Le prix de l’essence monte en flèche partout au Québec depuis plusieurs jours et selon les experts, il pourrait encore grimper.

Ce vendredi matin, il a atteint des sommets vertigineux au déplaisir des usagers de la route. À Fermont sur la Côte-Nord, le prix à la pompe a grimpé à 2,013$ le litre. Le maire de Fermont, Martin St-Laurent, nous a fait part de sa réaction : « Ça devient significatif, la crise est importante, quand on dépasse 2 dollars, ça fait un choc! On est dépendant de ça, on n’a pas vraiment le choix. C’est la première fois qu’on voit cela à Fermont. ».

À Montréal, il tourne autour de 1,90$. La guerre en Ukraine est la cause de tout ceci, cependant, on remarque que les taxes sur l’essence au Québec demeurent les plus élevés au pays.

Il n’y a pas que la TVQ et la TPS qui s’ajoutent à la facture, mais aussi la taxe d’accise sur l’essence (fédérale) de 10 cents/litre, la taxe sur les carburants (taxe québécoise) de 19,2 cents/litre et la taxe sur le carbone (5,37 cents).

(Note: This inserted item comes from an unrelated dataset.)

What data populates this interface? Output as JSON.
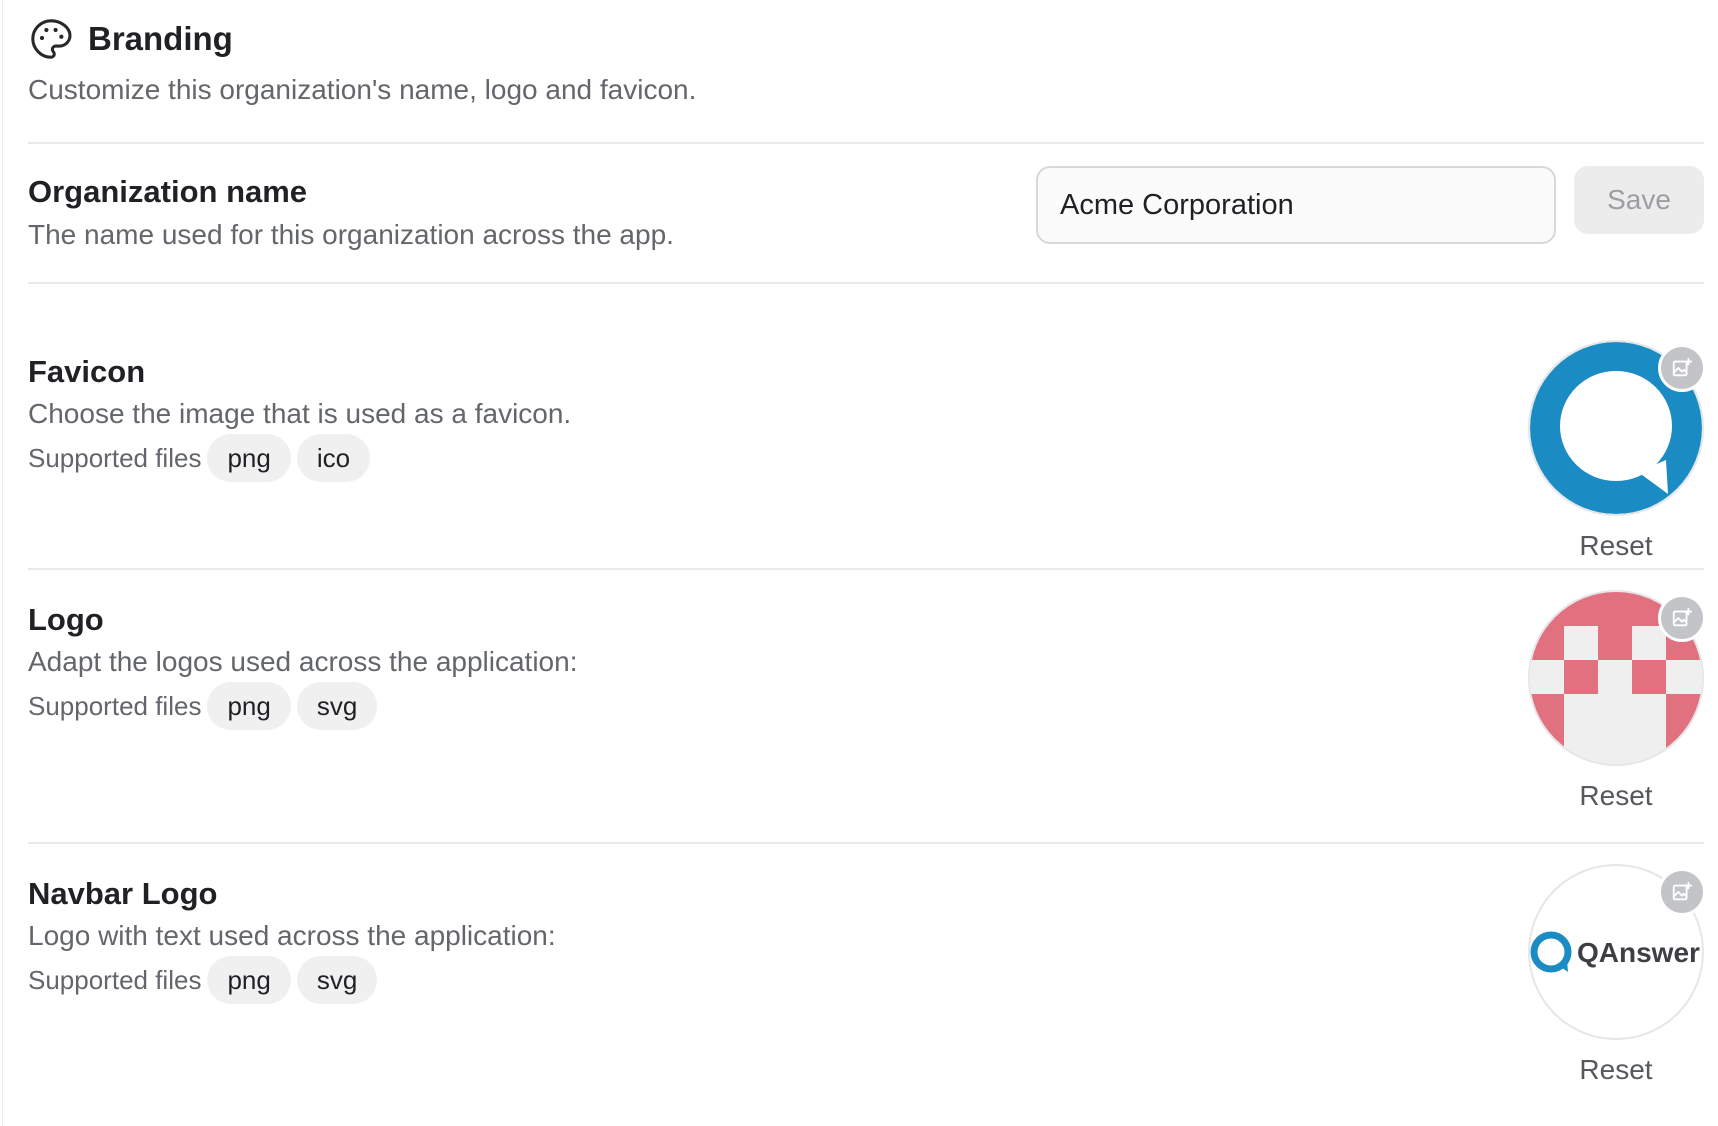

En plus de tout cela, la Régie de l’énergie du Québec fixe un prix minimum pour l’essence à chaque semaine selon les différentes régions. Si jamais une station-service vend le gaz sous la barre de ce seuil minimum hebdomadaire, les autres vendeurs d’essence pourraient décider de poursuivre cette station pour pratique commerciale déloyale. Ce qui oblige en quelque sorte tous les vendeurs à hausser leur prix selon le seuil minimum de la semaine. Une pratique dénoncée par la Fédération canadienne des contribuables.

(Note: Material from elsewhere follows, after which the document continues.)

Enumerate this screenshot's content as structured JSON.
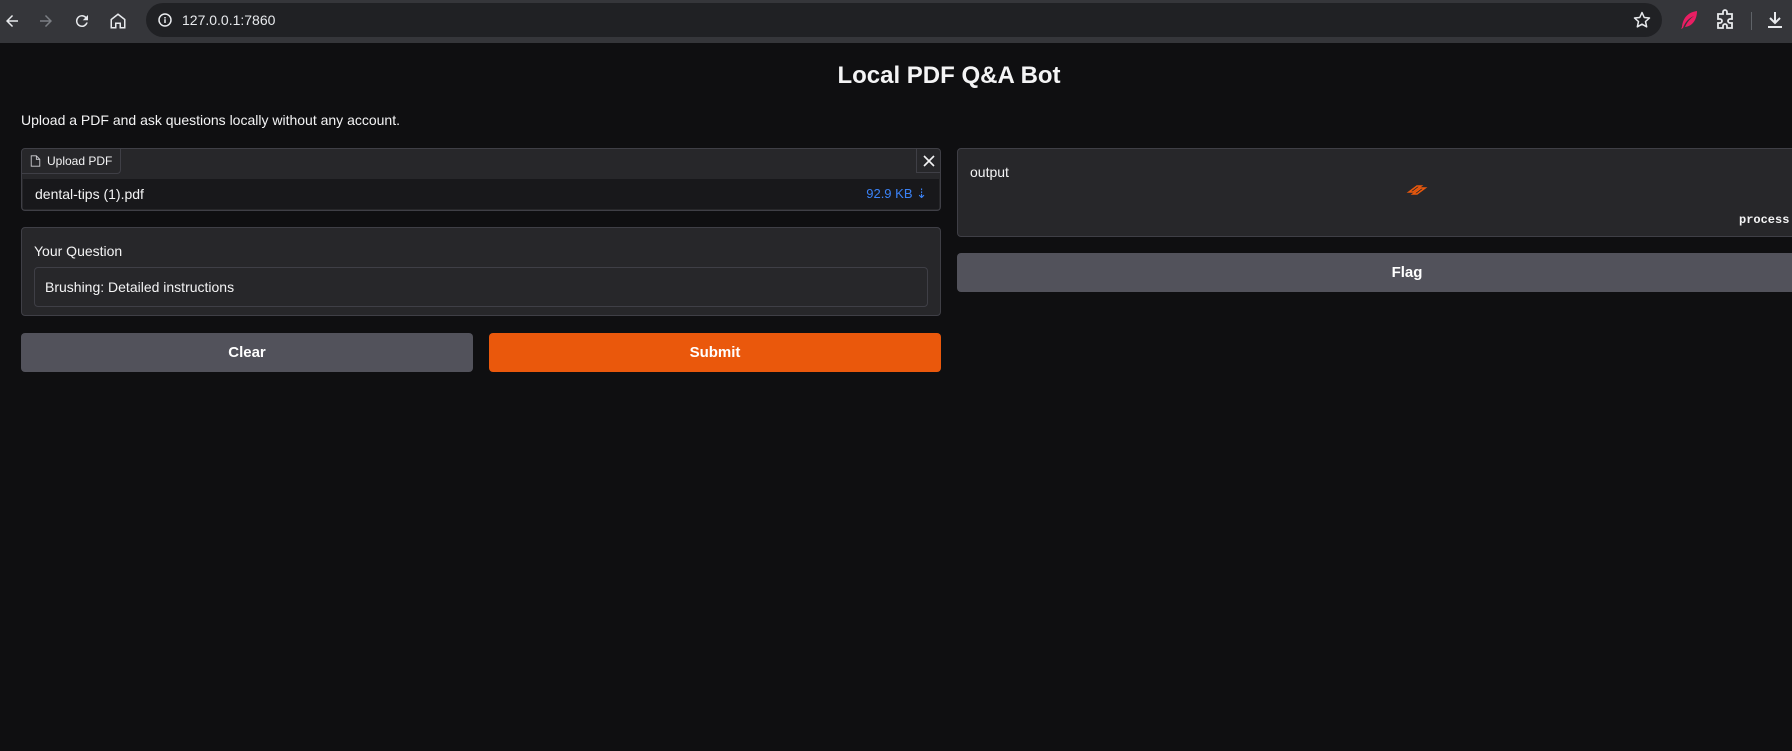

Le prix peut aussi varier d’une ville à l’autre en raison du coût de transport. CAA Québec rappelle qu’il s’agit des frais de transport estimés pour l’essence, de la rampe de chargement à la station-service. C’est un montant fixe qui varie d’une ville à l’autre. Ainsi, les clients des stations-service éloignées des dépôts doivent en principe assumer des frais de transport supérieurs.